English cinematographer (1920–1981)

Denys Neil Coop, BSC (20 July 1920 – 16 August 1981) was an English cinematographer. He was nominated for three consecutive BAFTA Awards for Best Cinematography (Black-and-White), for his work Billy Liar (1963), King and Country (1964), and Bunny Lake Is Missing (1965). He later won a Special Achievement Academy Award and the BAFTA Michael Balcon Award for his contributions to the visual effects of Superman (1978).

Coop was the president of the British Society of Cinematographers from 1973 to 1975.
==Early life and career==
He began his career in the cinema as an apprentice to Freddie Young.

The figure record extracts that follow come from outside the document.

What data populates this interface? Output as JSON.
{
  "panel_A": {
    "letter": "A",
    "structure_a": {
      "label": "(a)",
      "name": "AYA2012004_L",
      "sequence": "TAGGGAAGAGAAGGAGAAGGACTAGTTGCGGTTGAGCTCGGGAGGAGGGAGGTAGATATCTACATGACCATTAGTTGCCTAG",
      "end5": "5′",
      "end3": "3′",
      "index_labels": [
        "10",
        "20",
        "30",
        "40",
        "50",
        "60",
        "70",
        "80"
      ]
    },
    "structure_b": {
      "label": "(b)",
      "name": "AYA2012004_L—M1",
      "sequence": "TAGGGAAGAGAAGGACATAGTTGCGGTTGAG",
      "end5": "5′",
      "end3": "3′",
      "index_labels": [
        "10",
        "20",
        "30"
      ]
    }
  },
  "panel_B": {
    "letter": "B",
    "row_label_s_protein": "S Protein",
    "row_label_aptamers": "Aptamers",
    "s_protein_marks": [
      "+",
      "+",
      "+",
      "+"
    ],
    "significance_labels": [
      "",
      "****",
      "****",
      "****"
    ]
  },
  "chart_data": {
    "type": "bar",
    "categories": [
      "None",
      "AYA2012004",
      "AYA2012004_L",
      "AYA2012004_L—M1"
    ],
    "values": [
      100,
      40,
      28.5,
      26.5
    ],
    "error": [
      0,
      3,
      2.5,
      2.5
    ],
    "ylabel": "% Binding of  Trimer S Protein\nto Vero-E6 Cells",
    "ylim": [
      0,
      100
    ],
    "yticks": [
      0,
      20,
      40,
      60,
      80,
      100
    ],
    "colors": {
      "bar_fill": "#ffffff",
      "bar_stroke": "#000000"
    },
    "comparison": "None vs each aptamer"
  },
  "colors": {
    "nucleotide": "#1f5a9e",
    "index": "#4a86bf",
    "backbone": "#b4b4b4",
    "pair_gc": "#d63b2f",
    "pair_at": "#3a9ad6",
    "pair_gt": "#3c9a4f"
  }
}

In the 1960s, he was Director of Photography on films such as A Kind of Loving (1962), This Sporting Life (1963), Billy Liar (1963) and Bunny Lake Is Missing (1965).

==Awards and nominations==
In 1979, he was one of a team of artists to win a special Oscar for visual effects in Superman.

In addition to the Oscar, Coop was also awarded a BAFTA (the Michael Balcon award) for his work on Superman (as Creative Director of Process Photography). He was also awarded the Bert Easey award by the British Society of Cinematographers.

He was nominated for the Best Cinematography (B&W) BAFTA in 1964 for Billy Liar, in 1965 for King and Country, and in 1967 for Bunny Lake is Missing. His black and white cinematography on films such as these, and This Sporting Life amongst others earned him the reputation as one of the finest B&W cinematographers of his generation.

==Personal life==
He was followed into the film industry by his son, Trevor (a camera operator), and his three grandchildren, Jason (focus puller), Gareth (a clapper loader) and Amy (an assistant director).